Thanks very much another try.
Well, SquidGuard does block IP-addresses (but it does often block my own as well),
which is a config issue I guess.So SSL Inspection or even Netgate 1100-2100 cannot protect against a malicious VPN hacker?
What can protect me then? Live a life without internet maybe?Probably not, you have been here since 2010 so you should understand it far better
than me.Well with SSL Inspection, traffic is decrypted, inspected and blocks any detected threats
and traffic package is re-encrypted again before it reaches the computer. Am I correct here? -
Am I correct here?
no
Well, SquidGuard does block IP-addresses (but it does often block my own as well), which is a config issue I guess.
squidguard only blocks traffic from your computer towards the internet. it has nothing todo with traffic from the internet to your computer.
What can protect me then? Live a life without internet maybe?
life without internet would be great. one could only hope.
hunting for dodo's while running away from a t rex would be amazingWell with SSL Inspection, traffic is decrypted, inspected and blocks any detected threats
and traffic package is re-encrypted again before it reaches the computer.as i've said before SSL mitm inspection will only work with computers that you own or control.
you can not do SSL mitm inspection on devices that are outside your network -
@heper Hi and thanks.
This helped much. What can effectively block malicious traffic from the internet to
my computer? DNS Filter? Any other PF package as well.In general, what PF packages can protect against hacking?
-
@michmoor Hi
What PF packages can protect against hackers? DNS Filter?
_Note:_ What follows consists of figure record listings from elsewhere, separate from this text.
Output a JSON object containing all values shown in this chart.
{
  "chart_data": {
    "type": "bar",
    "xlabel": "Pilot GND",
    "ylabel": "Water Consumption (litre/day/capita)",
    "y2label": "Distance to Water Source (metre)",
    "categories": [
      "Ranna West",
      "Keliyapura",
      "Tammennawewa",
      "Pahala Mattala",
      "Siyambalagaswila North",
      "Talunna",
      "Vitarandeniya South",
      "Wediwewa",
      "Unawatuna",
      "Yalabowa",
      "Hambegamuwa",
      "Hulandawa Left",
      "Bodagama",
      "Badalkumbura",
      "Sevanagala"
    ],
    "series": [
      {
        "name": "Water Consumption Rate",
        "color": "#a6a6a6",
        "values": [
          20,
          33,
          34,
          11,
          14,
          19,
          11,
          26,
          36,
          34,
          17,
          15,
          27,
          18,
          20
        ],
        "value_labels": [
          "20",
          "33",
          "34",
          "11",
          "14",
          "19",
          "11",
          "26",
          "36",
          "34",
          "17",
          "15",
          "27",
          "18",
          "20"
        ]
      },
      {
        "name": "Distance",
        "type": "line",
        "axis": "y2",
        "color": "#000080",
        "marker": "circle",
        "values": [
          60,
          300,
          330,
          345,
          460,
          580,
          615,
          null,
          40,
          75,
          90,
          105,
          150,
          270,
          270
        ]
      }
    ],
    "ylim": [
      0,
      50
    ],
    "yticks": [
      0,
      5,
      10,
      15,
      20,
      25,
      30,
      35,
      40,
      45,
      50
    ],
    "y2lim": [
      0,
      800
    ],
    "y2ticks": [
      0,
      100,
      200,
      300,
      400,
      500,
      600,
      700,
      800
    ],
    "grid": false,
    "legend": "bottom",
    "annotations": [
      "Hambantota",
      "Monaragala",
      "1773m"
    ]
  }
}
Does SquidGuard or Squid do anything against hacking? (according to heper it doesnt)Will using 1.1.1.1 from cloudflare give protection?
Any kind of software, equipment or technology you know.
-
@netgate1100guy said in Netgate 1100 compared to Zyxel USG 100 Flex:
What PF packages can protect against hackers?
Security is overall complicated and the solutions are varied. The most important thing is what you do. For home use, keep inbound ports closed on the WAN side. Keep user machines updated with the latest A/V.
If possible, put up some VLANs between your IoT devices and your desktops/laptops.
Basic security hygiene will prevent the majority of issues.As pointed out MITM is complicated enough for businesses so why do it in a home environment where there is little to no benefit?
-
@michmoor Cloudflare DNS has inherent firewall service so it seems good to use
(DDoS protection) and now I use link local IP address for IPv6 and that might help since its local.Because there are other ways to block hackers than just MITM or SSL Inspection.